- Leader: Alexandros Mavrokordatos Spyridon Trikoupis Kostas Botsaris Benizelos Roufos Thrasyvoulos Zaimis
- Founded: 1825; 201 years ago
- Dissolved: 1865; 161 years ago
- Merged into: Modernist Party (de facto)
- Headquarters: Athens
- Ideology: Liberalism Monarchism Constitutionalism Anglophilia (diplomatic)
- Political position: Centre-right
- Religion: Greek Orthodox Church

= English Party =

The English Party (Αγγλικό Κóμμα), was one of the three informal early Greek parties that dominated the political history of the First Hellenic Republic and the first years of the Kingdom of Greece during the early 19th century, the other two being the Russian Party and the French Party.

==History and party development==

The creation and evolution of these Parties was the effect of the interest that the three Great Powers (the United Kingdom, France and Russia) displayed for Greek affairs. As a result, they counted on the hope that Greeks had, that by supporting them those countries would also help the Greek Kingdom to fulfill its expectations for economic progress and territorial expansion.

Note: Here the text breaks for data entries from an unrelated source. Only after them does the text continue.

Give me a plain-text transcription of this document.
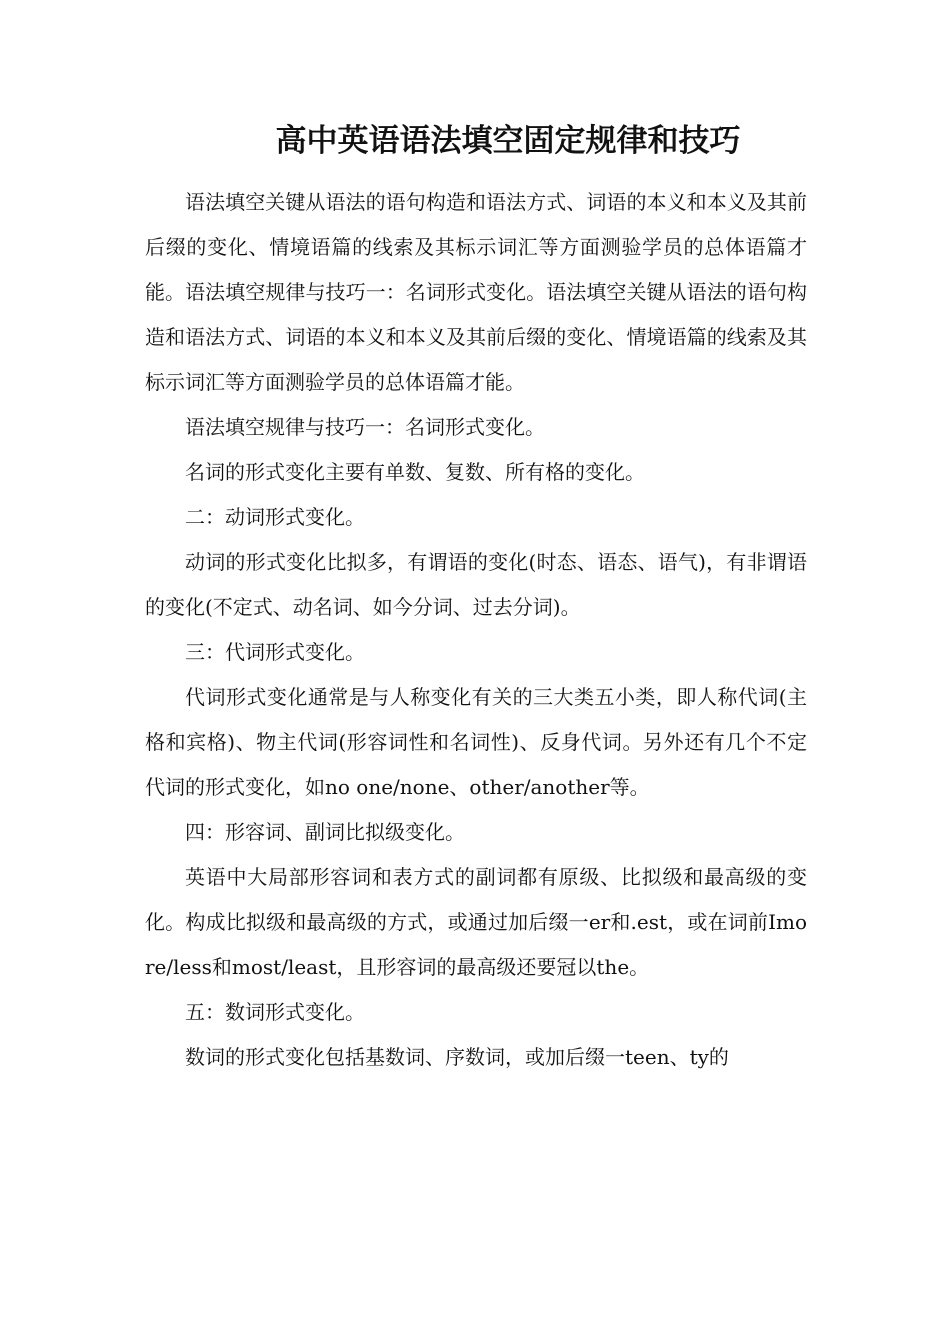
高中英语语法填空固定规律和技巧

语法填空关键从语法的语句构造和语法方式、词语的本义和本义及其前后缀的变化、情境语篇的线索及其标示词汇等方面测验学员的总体语篇才能。语法填空规律与技巧一：名词形式变化。语法填空关键从语法的语句构造和语法方式、词语的本义和本义及其前后缀的变化、情境语篇的线索及其标示词汇等方面测验学员的总体语篇才能。

语法填空规律与技巧一：名词形式变化。

名词的形式变化主要有单数、复数、所有格的变化。

二：动词形式变化。

动词的形式变化比拟多，有谓语的变化(时态、语态、语气)，有非谓语的变化(不定式、动名词、如今分词、过去分词)。

三：代词形式变化。

代词形式变化通常是与人称变化有关的三大类五小类，即人称代词(主格和宾格)、物主代词(形容词性和名词性)、反身代词。另外还有几个不定代词的形式变化，如no one/none、other/another等。

四：形容词、副词比拟级变化。

英语中大局部形容词和表方式的副词都有原级、比拟级和最高级的变化。构成比拟级和最高级的方式，或通过加后缀一er和.est，或在词前Imore/less和most/least，且形容词的最高级还要冠以the。

五：数词形式变化。

数词的形式变化包括基数词、序数词，或加后缀一teen、ty的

The establishment of the English Party should probably be considered the action that some leaders of the Greek War of Independence took in June 1825, urged by Prince Alexander Mavrocordatos and Georgios Kountouriotis, to compose a letter, whereby Greece applied for protection to the United Kingdom.

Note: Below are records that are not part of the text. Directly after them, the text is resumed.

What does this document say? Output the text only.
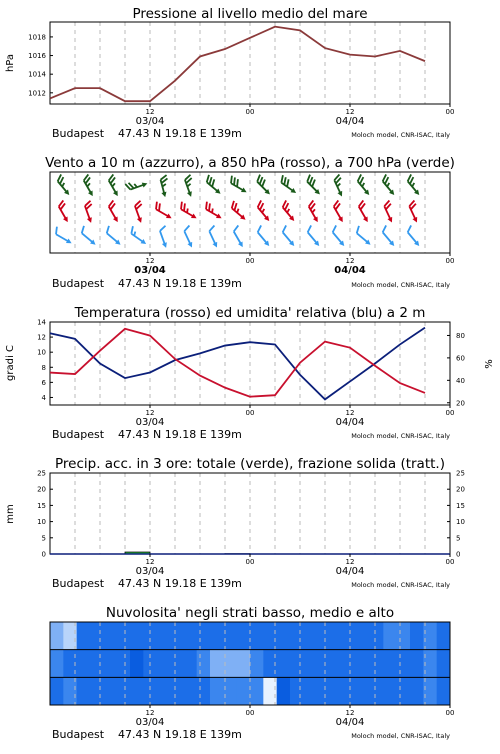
Pressione al livello medio del mare
1012
1014
1016
1018
hPa
12	00	12	00
03/04	04/04
Budapest 47.43 N 19.18 E 139m	Moloch model, CNR-ISAC, Italy
Vento a 10 m (azzurro), a 850 hPa (rosso), a 700 hPa (verde)
12	00	12	00
03/04	04/04
Budapest 47.43 N 19.18 E 139m	Moloch model, CNR-ISAC, Italy
Temperatura (rosso) ed umidita' relativa (blu) a 2 m
4
6
8
10
12
14
20
40
60
80
gradi C	%
12	00	12	00
03/04	04/04
Budapest 47.43 N 19.18 E 139m	Moloch model, CNR-ISAC, Italy
Precip. acc. in 3 ore: totale (verde), frazione solida (tratt.)
0	0
5	5
10	10
15	15
20	20
25	25
mm
12	00	12	00
03/04	04/04
Budapest 47.43 N 19.18 E 139m	Moloch model, CNR-ISAC, Italy
Nuvolosita' negli strati basso, medio e alto
12	00	12	00
03/04	04/04
Budapest 47.43 N 19.18 E 139m	Moloch model, CNR-ISAC, Italy
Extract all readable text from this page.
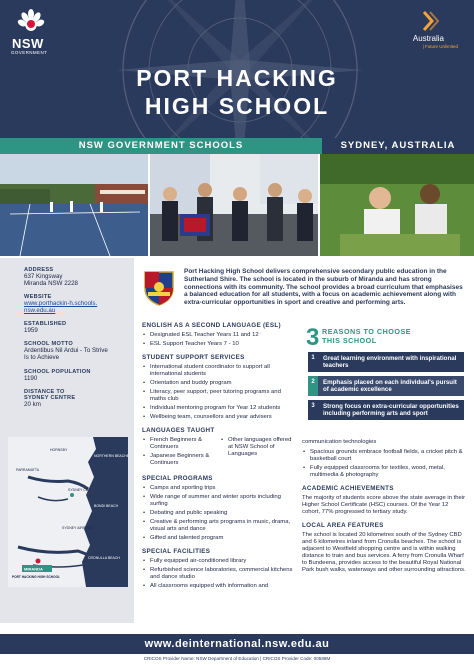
NSW
GOVERNMENT
Australia
| Future Unlimited
PORT HACKING
HIGH SCHOOL
NSW GOVERNMENT SCHOOLS	SYDNEY, AUSTRALIA
ADDRESS
637 Kingsway
Miranda NSW 2228
WEBSITE
www.porthackin-h.schools.
nsw.edu.au
ESTABLISHED
1959
SCHOOL MOTTO
Ardentibus Nil Ardui - To Strive
Is to Achieve
SCHOOL POPULATION
1190
DISTANCE TO
SYDNEY CENTRE
20 km
MIRANDA
PORT HACKING HIGH SCHOOL
NORTHERN BEACHES
SYDNEY CBD
BONDI BEACH
SYDNEY AIRPORT
CRONULLA BEACH
HORNSBY
PARRAMATTA
Port Hacking High School delivers comprehensive secondary public education in the Sutherland Shire. The school is located in the suburb of Miranda and has strong connections with its community. The school provides a broad curriculum that emphasises a balanced education for all students, with a focus on academic achievement along with extra-curricular opportunities in sport and creative and performing arts.
ENGLISH AS A SECOND LANGUAGE (ESL)
• Designated ESL Teacher Years 11 and 12
• ESL Support Teacher Years 7 - 10
STUDENT SUPPORT SERVICES
• International student coordinator to support all international students
• Orientation and buddy program
• Literacy, peer support, peer tutoring programs and maths club
• Individual mentoring program for Year 12 students
• Wellbeing team, counsellors and year advisers
LANGUAGES TAUGHT
• French Beginners & Continuers
• Japanese Beginners & Continuers
• Other languages offered at NSW School of Languages
SPECIAL PROGRAMS
• Camps and sporting trips
• Wide range of summer and winter sports including surfing
• Debating and public speaking
• Creative & performing arts programs in music, drama, visual arts and dance
• Gifted and talented program
SPECIAL FACILITIES
• Fully equipped air-conditioned library
• Refurbished science laboratories, commercial kitchens and dance studio
• All classrooms equipped with information and
3 REASONS TO CHOOSE
THIS SCHOOL
1	Great learning environment with inspirational teachers
2	Emphasis placed on each individual's pursuit of academic excellence
3	Strong focus on extra-curricular opportunities including performing arts and sport
communication technologies
• Spacious grounds embrace football fields, a cricket pitch & basketball court
• Fully equipped classrooms for textiles, wood, metal, multimedia & photography
ACADEMIC ACHIEVEMENTS
The majority of students score above the state average in their Higher School Certificate (HSC) courses. Of the Year 12 cohort, 77% progressed to tertiary study.
LOCAL AREA FEATURES
The school is located 20 kilometres south of the Sydney CBD and 6 kilometres inland from Cronulla beaches. The school is adjacent to Westfield shopping centre and is within walking distance to train and bus services. A ferry from Cronulla Wharf to Bundeena, provides access to the beautiful Royal National Park bush walks, waterways and other surrounding attractions.
www.deinternational.nsw.edu.au
CRICOS Provider Name: NSW Department of Education | CRICOS Provider Code: 00588M
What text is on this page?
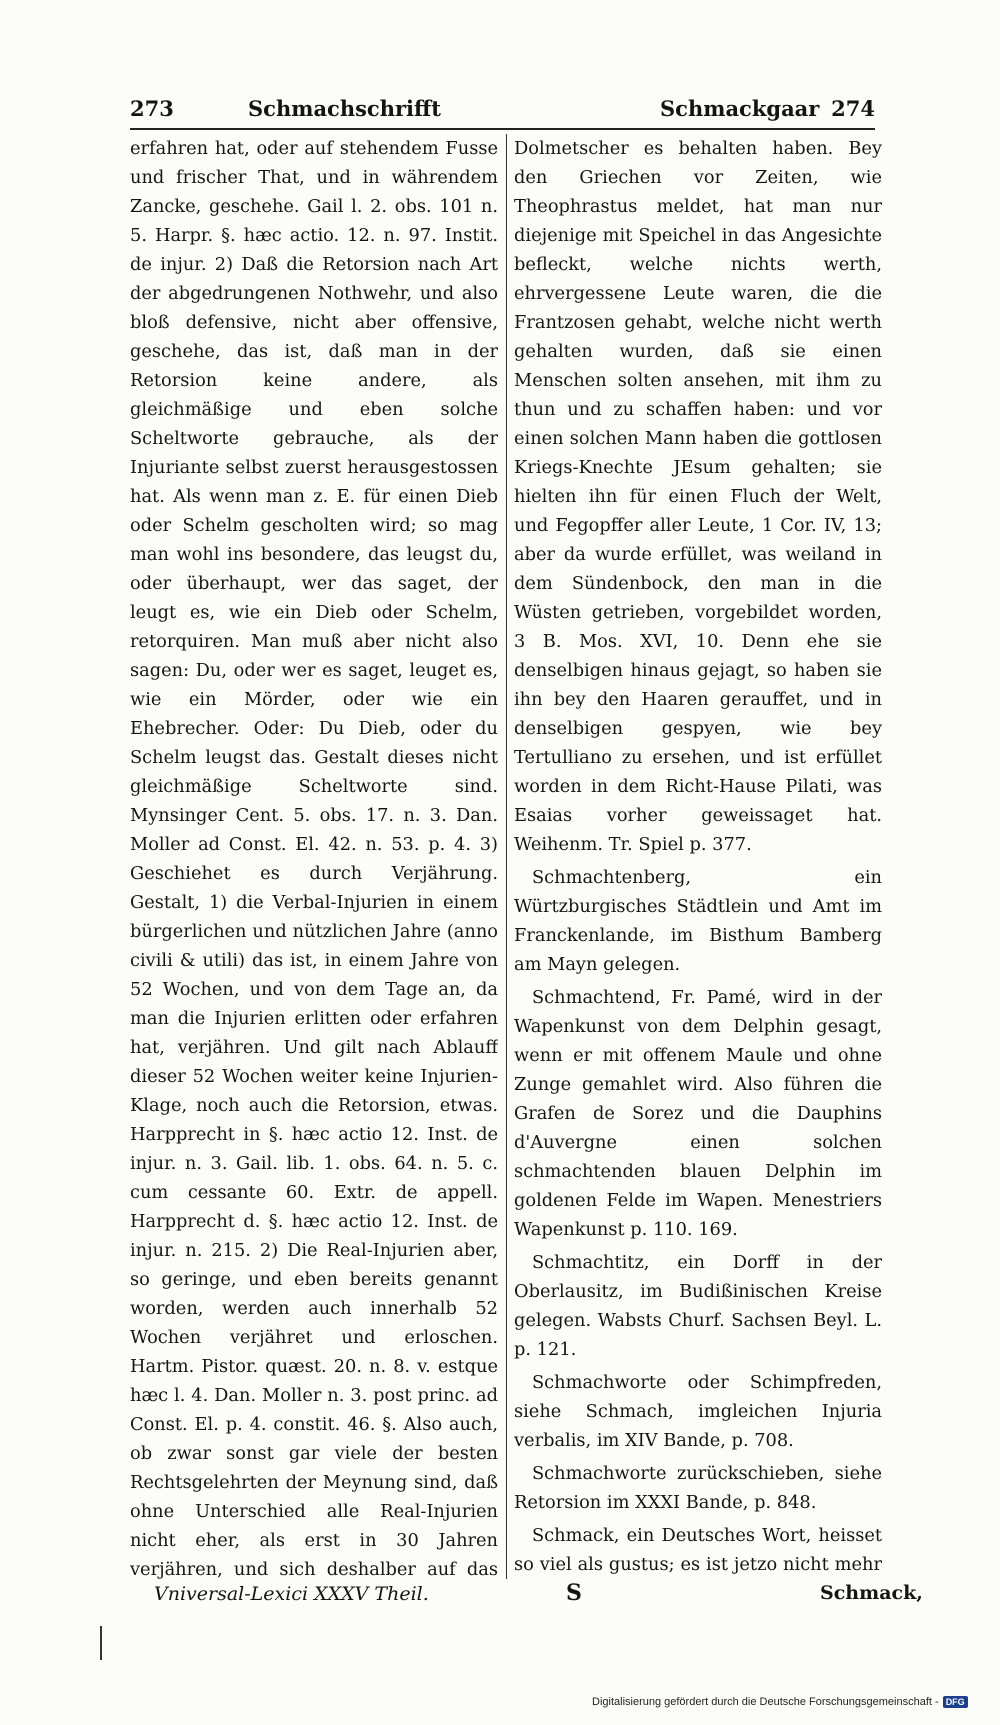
273	Schmachschrifft	Schmackgaar 274

erfahren hat, oder auf stehendem Fusse und frischer That, und in währendem Zancke, geschehe. Gail l. 2. obs. 101 n. 5. Harpr. §. hæc actio. 12. n. 97. Instit. de injur. 2) Daß die Retorsion nach Art der abgedrungenen Nothwehr, und also bloß defensive, nicht aber offensive, geschehe, das ist, daß man in der Retorsion keine andere, als gleichmäßige und eben solche Scheltworte gebrauche, als der Injuriante selbst zuerst herausgestossen hat. Als wenn man z. E. für einen Dieb oder Schelm gescholten wird; so mag man wohl ins besondere, das leugst du, oder überhaupt, wer das saget, der leugt es, wie ein Dieb oder Schelm, retorquiren. Man muß aber nicht also sagen: Du, oder wer es saget, leuget es, wie ein Mörder, oder wie ein Ehebrecher. Oder: Du Dieb, oder du Schelm leugst das. Gestalt dieses nicht gleichmäßige Scheltworte sind. Mynsinger Cent. 5. obs. 17. n. 3. Dan. Moller ad Const. El. 42. n. 53. p. 4. 3) Geschiehet es durch Verjährung. Gestalt, 1) die Verbal-Injurien in einem bürgerlichen und nützlichen Jahre (anno civili & utili) das ist, in einem Jahre von 52 Wochen, und von dem Tage an, da man die Injurien erlitten oder erfahren hat, verjähren. Und gilt nach Ablauff dieser 52 Wochen weiter keine Injurien-Klage, noch auch die Retorsion, etwas. Harpprecht in §. hæc actio 12. Inst. de injur. n. 3. Gail. lib. 1. obs. 64. n. 5. c. cum cessante 60. Extr. de appell. Harpprecht d. §. hæc actio 12. Inst. de injur. n. 215. 2) Die Real-Injurien aber, so geringe, und eben bereits genannt worden, werden auch innerhalb 52 Wochen verjähret und erloschen. Hartm. Pistor. quæst. 20. n. 8. v. estque hæc l. 4. Dan. Moller n. 3. post princ. ad Const. El. p. 4. constit. 46. §. Also auch, ob zwar sonst gar viele der besten Rechtsgelehrten der Meynung sind, daß ohne Unterschied alle Real-Injurien nicht eher, als erst in 30 Jahren verjähren, und sich deshalber auf das

Dolmetscher es behalten haben. Bey den Griechen vor Zeiten, wie Theophrastus meldet, hat man nur diejenige mit Speichel in das Angesichte befleckt, welche nichts werth, ehrvergessene Leute waren, die die Frantzosen gehabt, welche nicht werth gehalten wurden, daß sie einen Menschen solten ansehen, mit ihm zu thun und zu schaffen haben: und vor einen solchen Mann haben die gottlosen Kriegs-Knechte JEsum gehalten; sie hielten ihn für einen Fluch der Welt, und Fegopffer aller Leute, 1 Cor. IV, 13; aber da wurde erfüllet, was weiland in dem Sündenbock, den man in die Wüsten getrieben, vorgebildet worden, 3 B. Mos. XVI, 10. Denn ehe sie denselbigen hinaus gejagt, so haben sie ihn bey den Haaren gerauffet, und in denselbigen gespyen, wie bey Tertulliano zu ersehen, und ist erfüllet worden in dem Richt-Hause Pilati, was Esaias vorher geweissaget hat. Weihenm. Tr. Spiel p. 377.

Schmachtenberg, ein Würtzburgisches Städtlein und Amt im Franckenlande, im Bisthum Bamberg am Mayn gelegen.

Schmachtend, Fr. Pamé, wird in der Wapenkunst von dem Delphin gesagt, wenn er mit offenem Maule und ohne Zunge gemahlet wird. Also führen die Grafen de Sorez und die Dauphins d'Auvergne einen solchen schmachtenden blauen Delphin im goldenen Felde im Wapen. Menestriers Wapenkunst p. 110. 169.

Schmachtitz, ein Dorff in der Oberlausitz, im Budißinischen Kreise gelegen. Wabsts Churf. Sachsen Beyl. L. p. 121.

Schmachworte oder Schimpfreden, siehe Schmach, imgleichen Injuria verbalis, im XIV Bande, p. 708.

Schmachworte zurückschieben, siehe Retorsion im XXXI Bande, p. 848.

Schmack, ein Deutsches Wort, heisset so viel als gustus; es ist jetzo nicht mehr

Vniversal-Lexici XXXV Theil.	S	Schmack,
Digitalisierung gefördert durch die Deutsche Forschungsgemeinschaft - DFG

The party lacked support in mainland Greece but was very powerful among the Phanariotes and the wealthy shipowners of the Aegean Islands. During Ioannis Kapodistrias' period it lost much of its influence due to the establishment of the other parties (French and Russian factions) and it was the main force of the opposition.

It regained most of it after the arrival of King Otto, since the political sympathies of the principal regent, Josef Ludwig von Armansperg, lay with Britain.

Its unquestioned leader was Prince Alexander Mavrocordatos, and the party quickly started to decline in influence after his death in 1865.